UTF-8 Encoder / Decoder

Encode text to UTF-8 byte sequences or decode byte sequences back to text. View hex, decimal, binary, and percent-encoded formats.

Live

Input Text

0 chars

UTF-8 (\xHH Hex)

What is UTF-8?

UTF-8 (Unicode Transformation Format - 8-bit) is the dominant character encoding on the internet, used by over 98% of web pages. It encodes Unicode characters using 1 to 4 bytes: ASCII characters use 1 byte, common European/Latin characters use 2 bytes, CJK characters use 3 bytes, and emoji typically use 4 bytes.

Understanding UTF-8 byte sequences is important for systems programming, network protocols, file format work, and debugging character encoding issues.

How to Use

Choose Text → Bytes (encode) or Bytes → Text (decode)
Select your preferred output format in Settings
Paste or type your text
Enable the byte table to see detailed character breakdowns

Frequently Asked Questions

Why does é use 2 bytes in UTF-8?

The letter é (e with accent) has Unicode code point U+00E9 (233 in decimal), which is above 127 and requires 2 bytes in UTF-8: C3 A9.

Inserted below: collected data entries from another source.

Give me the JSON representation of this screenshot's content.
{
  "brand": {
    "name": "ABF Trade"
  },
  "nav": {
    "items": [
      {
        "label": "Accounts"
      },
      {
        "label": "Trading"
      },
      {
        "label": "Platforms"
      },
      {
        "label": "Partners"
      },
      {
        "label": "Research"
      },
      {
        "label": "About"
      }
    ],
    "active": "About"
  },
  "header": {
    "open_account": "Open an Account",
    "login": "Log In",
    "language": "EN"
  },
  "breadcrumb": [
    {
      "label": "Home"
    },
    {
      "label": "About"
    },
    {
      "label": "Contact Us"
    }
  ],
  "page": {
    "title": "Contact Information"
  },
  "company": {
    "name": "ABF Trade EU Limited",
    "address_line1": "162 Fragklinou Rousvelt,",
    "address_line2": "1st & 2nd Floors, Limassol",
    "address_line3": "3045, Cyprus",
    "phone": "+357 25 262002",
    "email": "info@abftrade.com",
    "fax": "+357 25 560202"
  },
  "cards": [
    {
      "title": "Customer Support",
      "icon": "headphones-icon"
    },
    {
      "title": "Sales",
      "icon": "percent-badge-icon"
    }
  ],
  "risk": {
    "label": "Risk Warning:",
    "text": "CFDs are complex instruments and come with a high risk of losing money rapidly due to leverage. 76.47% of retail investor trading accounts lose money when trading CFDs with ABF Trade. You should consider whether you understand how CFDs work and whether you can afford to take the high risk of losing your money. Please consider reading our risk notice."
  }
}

What is the difference between UTF-8 and ASCII?

ASCII uses 7 bits and only covers 128 characters (English alphabet, digits, symbols). UTF-8 is a superset: the first 128 characters are identical to ASCII, and it extends to over 1 million Unicode characters.

Why do emoji use 4 bytes?

Most emoji have Unicode code points above U+FFFF (the Basic Multilingual Plane limit), requiring 4 bytes in UTF-8 encoding.

What is the BOM in UTF-8?

The Byte Order Mark (BOM, U+FEFF) is sometimes added at the start of UTF-8 files as a signature. It appears as EF BB BF in hex. Most UTF-8 files should not have a BOM, as it can cause issues in some tools.

How does this differ from URL encoding?

URL encoding (% encoding) represents bytes as %XX in URLs. This tool shows the same bytes in multiple formats including hex (\xXX), decimal, binary, and percent-encoded.